Tehran continues to deny access to their facilities to nuclear inspectors from the International Atomic Energy Agency. 

That lack of access has raised suspicions over Iran's true intentions for its nuclear program. 

In February, Defense Secretary Leon Panetta told members of the House Appropriations defense subcommittee that intelligence shows that Iran has yet to transition its nuclear program into a full-fledged weapons program. 

"That is the red line," Panetta told subcommittee members during the February 16 hearing. 
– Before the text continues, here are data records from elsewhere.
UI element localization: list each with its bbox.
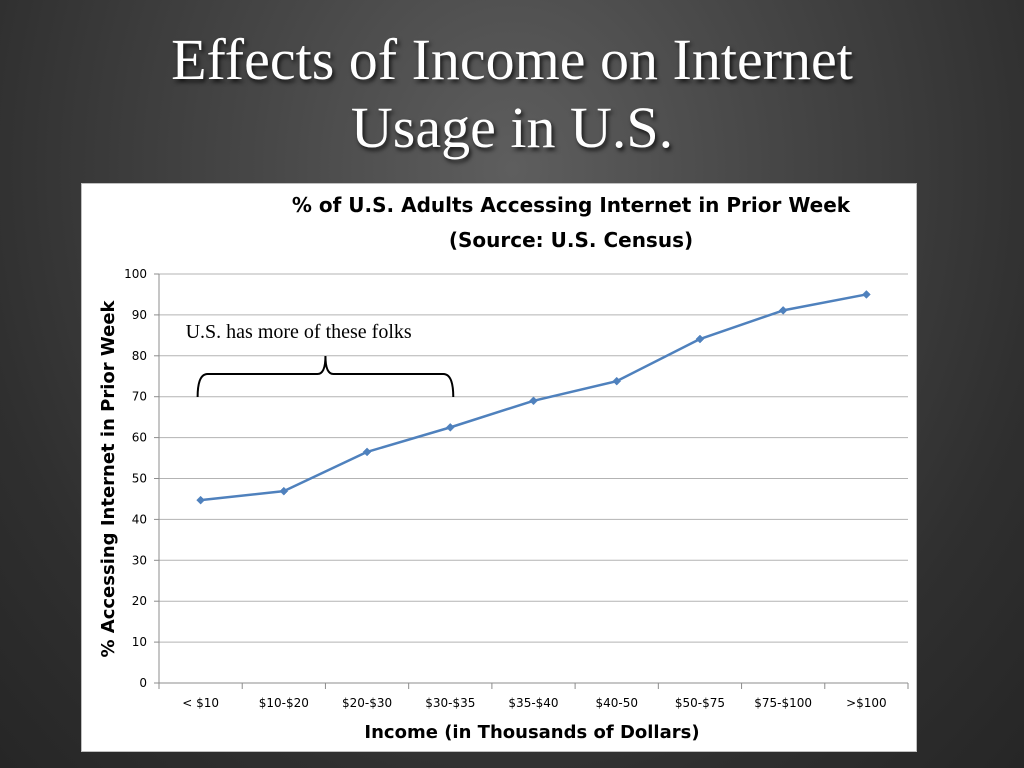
slide-title-line-1: Effects of Income on Internet <box>171 27 853 92</box>
y-tick-label: 30 <box>132 553 147 567</box>
y-tick-label: 0 <box>139 676 147 690</box>
slide-title-line-2: Usage in U.S. <box>350 95 674 160</box>
data-point <box>279 486 289 496</box>
chart-subtitle: (Source: U.S. Census) <box>449 228 693 252</box>
data-point <box>695 334 705 344</box>
y-tick-label: 50 <box>132 472 147 486</box>
x-tick-label: < $10 <box>182 696 219 710</box>
x-tick-label: $30-$35 <box>425 696 475 710</box>
curly-bracket <box>196 355 455 398</box>
data-point <box>529 396 538 406</box>
chart-panel: % of U.S. Adults Accessing Internet in P… <box>81 183 917 752</box>
data-point <box>362 447 372 457</box>
x-tick-label: $10-$20 <box>259 696 309 710</box>
annotation-label: U.S. has more of these folks <box>186 321 412 343</box>
annotation: U.S. has more of these folks <box>186 321 455 398</box>
x-tick-label: $40-50 <box>595 696 638 710</box>
data-point <box>445 423 455 432</box>
line-chart: % of U.S. Adults Accessing Internet in P… <box>98 193 909 743</box>
y-tick-labels: 0 10 20 30 40 50 60 70 80 90 100 <box>124 267 147 690</box>
y-tick-label: 10 <box>132 635 147 649</box>
x-axis-title: Income (in Thousands of Dollars) <box>364 722 699 743</box>
x-tick-label: $75-$100 <box>754 696 812 710</box>
data-point <box>612 376 622 386</box>
x-tick-label: $35-$40 <box>508 696 558 710</box>
y-axis-title: % Accessing Internet in Prior Week <box>98 299 119 657</box>
y-tick-label: 70 <box>132 390 147 404</box>
y-tick-label: 80 <box>132 349 147 363</box>
y-tick-label: 100 <box>124 267 147 281</box>
series-1 <box>196 290 871 505</box>
chart-title: % of U.S. Adults Accessing Internet in P… <box>292 193 851 217</box>
data-point <box>862 290 871 299</box>
data-point <box>196 495 205 505</box>
y-tick-label: 90 <box>132 308 147 322</box>
x-tick-label: $50-$75 <box>675 696 725 710</box>
x-tick-label: $20-$30 <box>342 696 392 710</box>
slide-title: Effects of Income on Internet Usage in U… <box>0 26 1024 162</box>
x-tick-label: >$100 <box>846 696 887 710</box>
axes <box>154 273 909 689</box>
y-tick-label: 40 <box>132 512 147 526</box>
y-tick-label: 60 <box>132 431 147 445</box>
data-point <box>778 306 788 315</box>
gridlines <box>159 273 908 643</box>
y-tick-label: 20 <box>132 594 147 608</box>
x-tick-labels: < $10 $10-$20 $20-$30 $30-$35 $35-$40 $40-50 $… <box>182 696 886 710</box>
The United States has already implemented numerous diplomatic and economic sanctions to persuade Iran into complying with IAEA inspectors prior to the administration's latest offer. 

However, Tehran continues to keep the nuclear program under tight wraps. 

News of the White House's offer comes weeks before negotiations between Iran and the P5+1 group — the five United Nations Security Council members plus Germany -- over Tehran's nuclear efforts are scheduled to begin. 

Iran last held talks with the six world powers in January 2011 with no results.

The upcoming talks have already hit a snag when a top Iranian lawmaker shot down plans to hold nuclear talks in Turkey. 

"Iranian officials are not interested in Turkey as the host," Alaeddin Boroujerdi, head of a key foreign policy committee in Iran's parliament, was quoted as saying in the independent Etemad newspaper on Thursday. 

Secretary of State Hillary Clinton announced over the weekend that Istanbul would host the talks, which are scheduled for April 14-15. Istanbul was the site of the previous round of talks in 2011.